それはウイルスにしろ、細菌にしろ、増殖に必要な酵素の活性の最適温度が37度なので、それをずらすことで増殖を遅らせることが出来るからです。

 

抗原を頼りに攻撃するには、それを分解して読み取るための時間が必要なため即効性のある体温上昇が1st choiceとして選ばれます。

 

体を構成する細胞がすぐにできることはふたつだけです。
一つは他の細胞に情報を伝えること。そのために物質を分泌するわけです。
もうひとつは伸び縮みすることです。

 

運動することで発生する余分なエネルギーは熱エネルギーに変換されるので、体温を上げるのに3つの運動で対応します。

 

心拍数を上げる。
心臓は体の中で常に運動し続けており、体の中で最も温かい臓器です。体温のほとんどはこの心臓の温かさで血液が温まることで維持されています。

 

がたがた震える。
それ、わざとやってるの?と言われるくらいおおげさにがたがた震えます。こうすることで、骨格筋の運動を誘発して熱エネルギーにします。

 

末梢血管の収縮
心臓に行く血液の比率を上げるために手足の血管は収縮してチアノーゼ、真っ青になります。今回は足の血管が収縮しすぎて痛くてたまりませんでした。

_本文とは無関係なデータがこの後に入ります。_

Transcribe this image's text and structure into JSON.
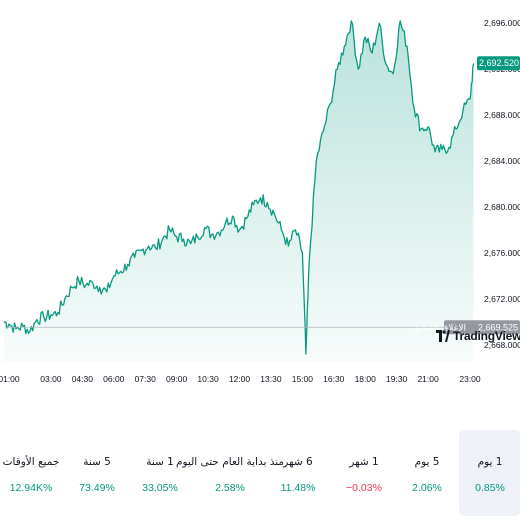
{
  "chart_data": {
    "type": "area",
    "x_ticks": [
      "01:00",
      "03:00",
      "04:30",
      "06:00",
      "07:30",
      "09:00",
      "10:30",
      "12:00",
      "13:30",
      "15:00",
      "16:30",
      "18:00",
      "19:30",
      "21:00",
      "23:00"
    ],
    "y_ticks": [
      "2,696.000",
      "2,692.000",
      "2,688.000",
      "2,684.000",
      "2,680.000",
      "2,676.000",
      "2,672.000",
      "2,668.000"
    ],
    "ylim": [
      2666.5,
      2697.5
    ],
    "last_price": "2,692.520",
    "previous_close": {
      "label": "الإغلاق السابق",
      "value": "2,669.525"
    },
    "series": [
      {
        "line_color": "#089981",
        "fill_color": "#089981",
        "x": [
          "00:45",
          "01:00",
          "01:20",
          "01:40",
          "02:00",
          "02:20",
          "02:40",
          "03:00",
          "03:20",
          "03:40",
          "04:00",
          "04:20",
          "04:40",
          "05:00",
          "05:20",
          "05:40",
          "06:00",
          "06:20",
          "06:40",
          "07:00",
          "07:20",
          "07:40",
          "08:00",
          "08:20",
          "08:40",
          "09:00",
          "09:20",
          "09:40",
          "10:00",
          "10:20",
          "10:40",
          "11:00",
          "11:20",
          "11:40",
          "12:00",
          "12:20",
          "12:40",
          "13:00",
          "13:20",
          "13:40",
          "14:00",
          "14:20",
          "14:40",
          "15:00",
          "15:10",
          "15:20",
          "15:40",
          "16:00",
          "16:20",
          "16:40",
          "17:00",
          "17:20",
          "17:40",
          "18:00",
          "18:20",
          "18:40",
          "19:00",
          "19:20",
          "19:40",
          "20:00",
          "20:20",
          "20:40",
          "21:00",
          "21:20",
          "21:40",
          "22:00",
          "22:20",
          "22:40",
          "23:00",
          "23:10"
        ],
        "y": [
          2670.0,
          2669.8,
          2669.4,
          2669.6,
          2669.2,
          2670.2,
          2670.4,
          2670.6,
          2670.8,
          2672.0,
          2673.0,
          2673.6,
          2673.2,
          2673.4,
          2673.0,
          2672.6,
          2674.0,
          2674.4,
          2675.0,
          2675.6,
          2676.2,
          2676.6,
          2676.4,
          2677.2,
          2678.0,
          2677.4,
          2677.2,
          2676.8,
          2677.4,
          2678.2,
          2677.6,
          2677.8,
          2678.6,
          2679.2,
          2678.0,
          2679.0,
          2680.2,
          2680.8,
          2680.4,
          2679.4,
          2678.0,
          2676.6,
          2678.0,
          2676.0,
          2667.2,
          2675.4,
          2684.0,
          2686.6,
          2689.0,
          2692.0,
          2694.0,
          2696.2,
          2692.0,
          2694.8,
          2693.4,
          2696.0,
          2692.4,
          2691.6,
          2696.2,
          2694.0,
          2688.6,
          2686.8,
          2687.0,
          2684.8,
          2685.0,
          2685.2,
          2686.8,
          2688.4,
          2689.4,
          2692.5
        ]
      }
    ]
  },
  "logo": {
    "text": "TradingView"
  },
  "periods": [
    {
      "label": "1 يوم",
      "value": "0.85%",
      "trend": "pos",
      "active": true
    },
    {
      "label": "5 يوم",
      "value": "2.06%",
      "trend": "pos",
      "active": false
    },
    {
      "label": "1 شهر",
      "value": "−0.03%",
      "trend": "neg",
      "active": false
    },
    {
      "label": "6 شهر",
      "value": "11.48%",
      "trend": "pos",
      "active": false
    },
    {
      "label": "منذ بداية العام حتى اليوم",
      "value": "2.58%",
      "trend": "pos",
      "active": false
    },
    {
      "label": "1 سنة",
      "value": "33.05%",
      "trend": "pos",
      "active": false
    },
    {
      "label": "5 سنة",
      "value": "73.49%",
      "trend": "pos",
      "active": false
    },
    {
      "label": "جميع الأوقات",
      "value": "12.94K%",
      "trend": "pos",
      "active": false
    }
  ]
}
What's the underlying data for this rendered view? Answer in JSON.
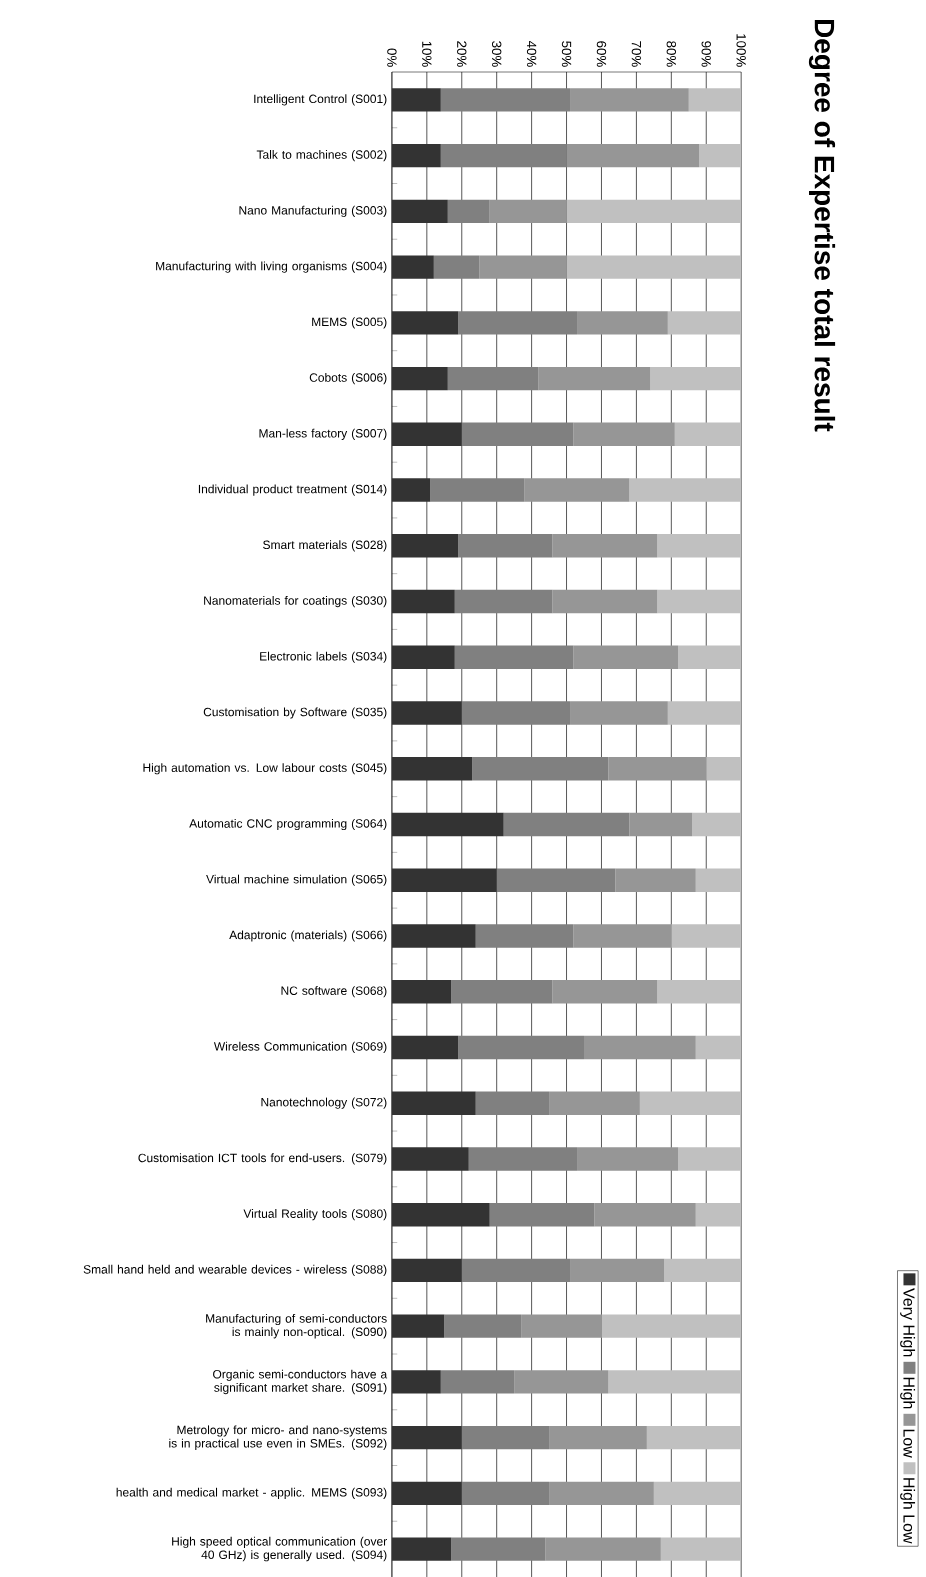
{
  "chart_data": {
    "type": "bar",
    "orientation": "horizontal",
    "stacked": true,
    "title": "Degree of Expertise total result",
    "categories": [
      "Intelligent Control (S001)",
      "Talk to machines (S002)",
      "Nano Manufacturing (S003)",
      "Manufacturing with living organisms (S004)",
      "MEMS (S005)",
      "Cobots (S006)",
      "Man-less factory (S007)",
      "Individual product treatment (S014)",
      "Smart materials (S028)",
      "Nanomaterials for coatings (S030)",
      "Electronic labels (S034)",
      "Customisation by Software (S035)",
      "High automation vs. Low labour costs (S045)",
      "Automatic CNC programming (S064)",
      "Virtual machine simulation (S065)",
      "Adaptronic (materials) (S066)",
      "NC software (S068)",
      "Wireless Communication (S069)",
      "Nanotechnology (S072)",
      "Customisation ICT tools for end-users. (S079)",
      "Virtual Reality tools (S080)",
      "Small hand held and wearable devices - wireless (S088)",
      "Manufacturing of semi-conductors is mainly non-optical. (S090)",
      "Organic semi-conductors have a significant market share. (S091)",
      "Metrology for micro- and nano-systems is in practical use even in SMEs. (S092)",
      "health and medical market - applic. MEMS (S093)",
      "High speed optical communication (over 40 GHz) is generally used. (S094)"
    ],
    "series": [
      {
        "name": "Very High",
        "color": "#333333",
        "values": [
          14,
          14,
          16,
          12,
          19,
          16,
          20,
          11,
          19,
          18,
          18,
          20,
          23,
          32,
          30,
          24,
          17,
          19,
          24,
          22,
          28,
          20,
          15,
          14,
          20,
          20,
          17
        ]
      },
      {
        "name": "High",
        "color": "#808080",
        "values": [
          37,
          36,
          12,
          13,
          34,
          26,
          32,
          27,
          27,
          28,
          34,
          31,
          39,
          36,
          34,
          28,
          29,
          36,
          21,
          31,
          30,
          31,
          22,
          21,
          25,
          25,
          27
        ]
      },
      {
        "name": "Low",
        "color": "#969696",
        "values": [
          34,
          38,
          22,
          25,
          26,
          32,
          29,
          30,
          30,
          30,
          30,
          28,
          28,
          18,
          23,
          28,
          30,
          32,
          26,
          29,
          29,
          27,
          23,
          27,
          28,
          30,
          33
        ]
      },
      {
        "name": "High Low",
        "color": "#c0c0c0",
        "values": [
          15,
          12,
          50,
          50,
          21,
          26,
          19,
          32,
          24,
          24,
          18,
          21,
          10,
          14,
          13,
          20,
          24,
          13,
          29,
          18,
          13,
          22,
          40,
          38,
          27,
          25,
          23
        ]
      }
    ],
    "xlim": [
      0,
      100
    ],
    "xticks": [
      {
        "value": 0,
        "label": "0%"
      },
      {
        "value": 10,
        "label": "10%"
      },
      {
        "value": 20,
        "label": "20%"
      },
      {
        "value": 30,
        "label": "30%"
      },
      {
        "value": 40,
        "label": "40%"
      },
      {
        "value": 50,
        "label": "50%"
      },
      {
        "value": 60,
        "label": "60%"
      },
      {
        "value": 70,
        "label": "70%"
      },
      {
        "value": 80,
        "label": "80%"
      },
      {
        "value": 90,
        "label": "90%"
      },
      {
        "value": 100,
        "label": "100%"
      }
    ],
    "grid": "x",
    "legend": "right"
  }
}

なので、低温やけど覚悟で両足に貼るカイロを貼った次第です。

 

 

はぁはぁと呼吸が激しくなる
これは酸化的リン酸化というエネルギーを産生するときに必要な酸素供給を増やすためです。

 

ほとんどが交感神経を介して行われます。交感神経が興奮しているので、血糖値を上げる作用があり、エネルギー源として脂肪も使われるので皮下脂肪などが使われて、やせる効果が少しあります。

 

震える以外が老人に近いのは、老人の方が交感神経がより活動的に働いているからですね。

 

なので、こういう患者をみたとき、もしくは家族がなったときに一番望ましいのは体温を上げてあげることです。電気毛布とかがベストですね。うちにはなかったのでつらかったです。

 

追記)ちなみに自分が一番心配したのは、発熱の脱水症状による血栓での脳梗塞とかでした。どうも血栓ができやすいのか、一度右手首に血栓があって、痛かったことがあるんですよね(本当に偶然エコーで見つかった)。なので、少し血が固まりにくくなる薬だけ飲んで寝たのでした。